Mr. Weed was at this time a Democrat. It happened that just before an election - there being no Democratic printing-press within several miles - Mr. Weed asked of his employer, Col. Stone, the privilege of using his press to strike off the Democratic tickets. This was good-humoredly granted by the Federalist editor, and the entire night was spent by the Democratic journeyman, assisted by Captain Dexter, in striking off tickets and hand-bills. Mr. Tweed was paid for his night's work five dollars, which, as he often remarks with pardonable pride, was the first five dollars he had ever earned. Whether he shared that sum with the Captain I have never enquired, but the probability is that some of the fruits were reaped by his assistant.

Captain Dexter possessed an extremely genial disposition, and, as I have stated, retained in a remarkable degree the affections of those who had outrun him in the race for worldly emolument and fame.

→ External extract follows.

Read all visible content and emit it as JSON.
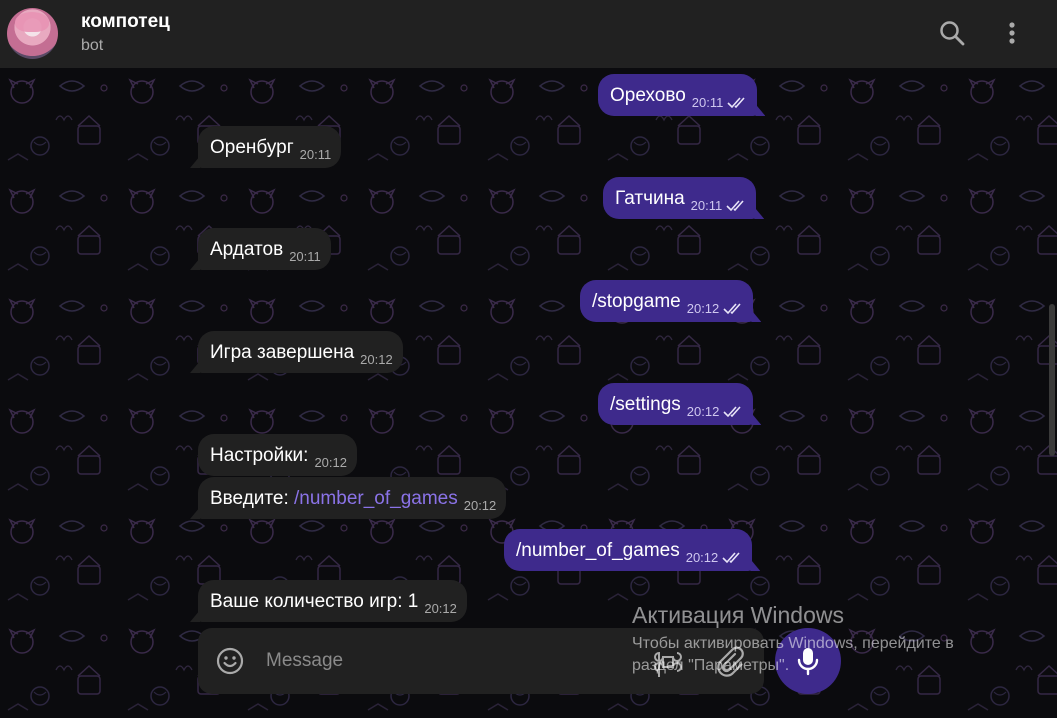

The writer, who chanced to be present, well remembers the parting at the old depot between Captain Dexter and Mr. Weed on the occasion of the latter's departure from Saratoga in the summer of 1868. Mr. Weed is, as is well known, strong in his friendships, particularly those of his early youth, and as the Captain accompanied the old playfellow of his boyhood to the steps of the car; and shook his hand in farewell, tears stood in the eyes of each. Both seemed to feel that their parting was the last. Nor was it Mr. Weed alone who, on his return to Saratoga, missed the outstretched hand, and friendly grasp, and merry twinkle of the old Captain. Many of the old visitors, as they emerged from the cars on their return to Saratoga, have instinctly felt that the Saratoga of the present was not the Saratoga of the past; and, although they might not be able for the nonce to account for the feeling, yet if they chanced to learn of the Captain's death they at once traced in that fact the cause.